I agree a few minutes is no biggy.

I am exactly 15 minutes from the freeway on a rural highway. I always allow a few extra minutes though because, inevitably, I will get stuck behind a motor home coming out of the state park by my house or a logging truck or other slower situation.
A few minutes in traffic delays is totally within reason.
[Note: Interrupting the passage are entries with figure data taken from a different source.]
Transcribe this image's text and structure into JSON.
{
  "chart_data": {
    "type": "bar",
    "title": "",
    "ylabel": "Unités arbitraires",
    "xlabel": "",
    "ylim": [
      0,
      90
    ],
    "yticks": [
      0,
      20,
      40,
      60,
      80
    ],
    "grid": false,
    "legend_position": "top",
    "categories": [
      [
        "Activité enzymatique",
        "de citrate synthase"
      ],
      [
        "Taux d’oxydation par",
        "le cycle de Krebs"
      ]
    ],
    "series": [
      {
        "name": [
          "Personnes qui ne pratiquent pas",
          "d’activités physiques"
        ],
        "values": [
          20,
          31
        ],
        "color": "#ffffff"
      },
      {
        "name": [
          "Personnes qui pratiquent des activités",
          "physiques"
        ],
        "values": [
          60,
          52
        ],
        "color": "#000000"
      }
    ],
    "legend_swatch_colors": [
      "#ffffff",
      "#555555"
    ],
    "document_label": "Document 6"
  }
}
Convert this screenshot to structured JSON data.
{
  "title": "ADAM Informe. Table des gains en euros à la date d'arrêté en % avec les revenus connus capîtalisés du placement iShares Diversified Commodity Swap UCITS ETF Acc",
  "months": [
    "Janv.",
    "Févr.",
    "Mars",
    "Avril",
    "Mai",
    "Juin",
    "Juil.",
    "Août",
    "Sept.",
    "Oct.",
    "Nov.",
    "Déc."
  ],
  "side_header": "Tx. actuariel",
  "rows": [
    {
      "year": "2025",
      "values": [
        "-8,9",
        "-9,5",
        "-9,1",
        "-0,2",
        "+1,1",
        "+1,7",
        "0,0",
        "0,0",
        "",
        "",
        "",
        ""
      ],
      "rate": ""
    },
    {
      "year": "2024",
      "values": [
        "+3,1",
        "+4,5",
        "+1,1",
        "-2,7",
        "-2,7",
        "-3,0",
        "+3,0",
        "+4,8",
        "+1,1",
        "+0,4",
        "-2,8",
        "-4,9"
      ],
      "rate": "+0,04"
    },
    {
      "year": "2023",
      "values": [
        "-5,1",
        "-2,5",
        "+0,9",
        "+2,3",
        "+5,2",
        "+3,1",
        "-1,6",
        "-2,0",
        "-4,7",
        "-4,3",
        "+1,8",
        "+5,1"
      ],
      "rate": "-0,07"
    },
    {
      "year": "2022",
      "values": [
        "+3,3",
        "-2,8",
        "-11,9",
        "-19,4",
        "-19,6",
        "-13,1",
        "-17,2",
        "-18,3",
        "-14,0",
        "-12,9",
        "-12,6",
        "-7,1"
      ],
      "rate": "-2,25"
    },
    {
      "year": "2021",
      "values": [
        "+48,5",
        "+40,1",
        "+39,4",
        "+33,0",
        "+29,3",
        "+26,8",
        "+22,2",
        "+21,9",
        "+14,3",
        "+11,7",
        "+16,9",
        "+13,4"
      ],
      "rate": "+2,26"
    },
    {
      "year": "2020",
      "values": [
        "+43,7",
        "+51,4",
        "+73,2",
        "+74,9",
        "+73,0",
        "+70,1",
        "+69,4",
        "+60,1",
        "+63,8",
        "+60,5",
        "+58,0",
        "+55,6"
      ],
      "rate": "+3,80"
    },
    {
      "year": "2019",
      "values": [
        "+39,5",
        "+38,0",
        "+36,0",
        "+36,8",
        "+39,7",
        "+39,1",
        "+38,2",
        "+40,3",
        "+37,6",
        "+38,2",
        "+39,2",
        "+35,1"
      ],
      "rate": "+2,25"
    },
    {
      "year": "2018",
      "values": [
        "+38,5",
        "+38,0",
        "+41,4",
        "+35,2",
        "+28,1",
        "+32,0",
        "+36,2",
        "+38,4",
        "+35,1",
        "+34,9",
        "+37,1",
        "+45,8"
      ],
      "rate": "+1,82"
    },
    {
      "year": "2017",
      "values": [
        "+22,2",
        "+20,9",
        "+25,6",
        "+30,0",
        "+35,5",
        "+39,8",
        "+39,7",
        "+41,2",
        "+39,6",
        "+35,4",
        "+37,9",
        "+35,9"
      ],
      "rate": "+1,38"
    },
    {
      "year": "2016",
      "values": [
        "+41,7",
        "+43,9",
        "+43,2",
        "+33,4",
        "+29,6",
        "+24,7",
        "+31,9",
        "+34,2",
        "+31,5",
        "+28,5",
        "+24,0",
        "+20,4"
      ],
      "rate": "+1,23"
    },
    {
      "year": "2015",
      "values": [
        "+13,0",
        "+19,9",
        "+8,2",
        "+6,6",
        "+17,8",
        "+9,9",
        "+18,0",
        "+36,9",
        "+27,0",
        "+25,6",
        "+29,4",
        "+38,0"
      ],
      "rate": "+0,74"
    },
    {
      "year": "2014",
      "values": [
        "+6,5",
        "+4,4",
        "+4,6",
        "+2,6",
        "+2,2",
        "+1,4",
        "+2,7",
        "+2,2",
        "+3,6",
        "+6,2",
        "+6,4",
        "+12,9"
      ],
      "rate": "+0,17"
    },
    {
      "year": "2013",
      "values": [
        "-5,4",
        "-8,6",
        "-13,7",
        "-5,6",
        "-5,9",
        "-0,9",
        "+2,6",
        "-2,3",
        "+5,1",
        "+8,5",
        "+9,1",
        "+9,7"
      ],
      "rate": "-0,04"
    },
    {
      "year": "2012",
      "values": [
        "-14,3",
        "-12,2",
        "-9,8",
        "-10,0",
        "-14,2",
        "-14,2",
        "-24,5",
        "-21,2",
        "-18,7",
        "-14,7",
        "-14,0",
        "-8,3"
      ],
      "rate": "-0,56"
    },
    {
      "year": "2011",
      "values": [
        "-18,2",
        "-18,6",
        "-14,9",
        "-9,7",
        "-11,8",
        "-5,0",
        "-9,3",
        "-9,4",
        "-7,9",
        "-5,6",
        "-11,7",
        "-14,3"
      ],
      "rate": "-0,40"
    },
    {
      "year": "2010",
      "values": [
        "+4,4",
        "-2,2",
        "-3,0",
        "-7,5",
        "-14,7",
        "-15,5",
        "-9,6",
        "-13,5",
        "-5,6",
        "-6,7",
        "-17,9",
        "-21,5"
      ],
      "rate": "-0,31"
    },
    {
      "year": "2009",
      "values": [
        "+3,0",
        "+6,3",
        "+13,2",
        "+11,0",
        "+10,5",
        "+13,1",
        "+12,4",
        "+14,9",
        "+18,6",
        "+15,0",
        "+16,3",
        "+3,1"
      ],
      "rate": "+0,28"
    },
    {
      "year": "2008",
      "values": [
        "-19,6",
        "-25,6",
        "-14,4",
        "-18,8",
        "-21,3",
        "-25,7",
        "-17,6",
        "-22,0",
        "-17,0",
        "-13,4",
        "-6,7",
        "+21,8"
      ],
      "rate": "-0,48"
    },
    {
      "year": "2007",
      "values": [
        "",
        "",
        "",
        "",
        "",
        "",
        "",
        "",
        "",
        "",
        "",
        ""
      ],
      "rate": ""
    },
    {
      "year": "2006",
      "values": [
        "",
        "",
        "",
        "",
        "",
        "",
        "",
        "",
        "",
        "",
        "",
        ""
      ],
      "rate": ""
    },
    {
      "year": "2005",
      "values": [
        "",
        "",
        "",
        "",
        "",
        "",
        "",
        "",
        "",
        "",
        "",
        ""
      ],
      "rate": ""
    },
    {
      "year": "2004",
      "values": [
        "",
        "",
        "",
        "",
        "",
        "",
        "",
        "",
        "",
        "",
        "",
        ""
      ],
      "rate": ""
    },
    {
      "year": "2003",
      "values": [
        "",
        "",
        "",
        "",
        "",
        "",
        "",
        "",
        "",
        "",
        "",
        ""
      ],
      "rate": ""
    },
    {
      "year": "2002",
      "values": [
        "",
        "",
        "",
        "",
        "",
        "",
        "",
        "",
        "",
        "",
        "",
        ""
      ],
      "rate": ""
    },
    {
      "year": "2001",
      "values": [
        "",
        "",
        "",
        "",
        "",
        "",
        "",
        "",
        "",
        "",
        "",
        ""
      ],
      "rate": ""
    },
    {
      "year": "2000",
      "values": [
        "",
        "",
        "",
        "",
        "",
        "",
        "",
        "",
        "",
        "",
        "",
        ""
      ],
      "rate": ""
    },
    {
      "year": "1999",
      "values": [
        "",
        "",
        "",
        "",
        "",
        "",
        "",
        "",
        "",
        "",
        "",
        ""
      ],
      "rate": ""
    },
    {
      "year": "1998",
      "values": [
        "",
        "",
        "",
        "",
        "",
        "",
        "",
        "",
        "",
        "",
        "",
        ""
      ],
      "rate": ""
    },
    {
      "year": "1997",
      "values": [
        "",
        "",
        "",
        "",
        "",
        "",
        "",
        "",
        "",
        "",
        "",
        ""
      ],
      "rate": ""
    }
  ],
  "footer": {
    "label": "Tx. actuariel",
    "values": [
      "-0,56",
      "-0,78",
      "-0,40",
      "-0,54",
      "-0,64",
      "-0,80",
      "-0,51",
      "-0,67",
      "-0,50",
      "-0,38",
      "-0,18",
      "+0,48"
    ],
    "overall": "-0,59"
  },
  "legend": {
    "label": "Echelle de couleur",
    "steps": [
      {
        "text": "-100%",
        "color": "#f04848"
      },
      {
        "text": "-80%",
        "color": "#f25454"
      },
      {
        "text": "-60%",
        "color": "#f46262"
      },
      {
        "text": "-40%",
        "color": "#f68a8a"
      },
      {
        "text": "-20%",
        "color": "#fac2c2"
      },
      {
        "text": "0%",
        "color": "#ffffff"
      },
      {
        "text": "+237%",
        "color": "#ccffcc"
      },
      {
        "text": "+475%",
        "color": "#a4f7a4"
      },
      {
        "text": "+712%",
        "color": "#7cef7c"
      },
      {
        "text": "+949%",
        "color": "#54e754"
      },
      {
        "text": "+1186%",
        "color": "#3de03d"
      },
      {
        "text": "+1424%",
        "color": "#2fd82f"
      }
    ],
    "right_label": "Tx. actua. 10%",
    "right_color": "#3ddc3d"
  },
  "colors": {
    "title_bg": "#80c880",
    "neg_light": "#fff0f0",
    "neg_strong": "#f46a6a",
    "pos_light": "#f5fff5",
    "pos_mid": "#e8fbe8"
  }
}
It’s chronic lateness that is the issue not an occasional thing.

JLeslie's avatar

@KatawaGrey I have some friends who are chronically very late, at least a half an hour, if not more. I just assume they will be late, and I adjust myself for it. If they complain that I am late or not ready when they show up, well f**k them. That is ridiculous! What a crazy double standard, totally obnoxious. I guess they are the sun, and the rest of us planets have to revolve around them? No way. None of my friends who run late are like that though.

busymommy247's avatar

I have always had a time perception issue. It has gotten a little better over time but not by a whole lot. The only way I have learned to help myself make it to appointments and such on time is to set all but my wall clock about 30 min. ahead of time. I set my alarm for about 10 min ahead of that already adjusted 30 ahead to get my kids ready to go. (the 30 min is ahead for driving time since it takes about that to get anywhere I need to go in town.)

GracieT's avatar

I agree with @busymommy247, but if I set my watch or my clock ahead, my husband- who is usually right on time or a few minutes late figures out that I did that, and stays the same way he is already or gets mad at me and then doesn’t want to go. So I don’t try that anymore!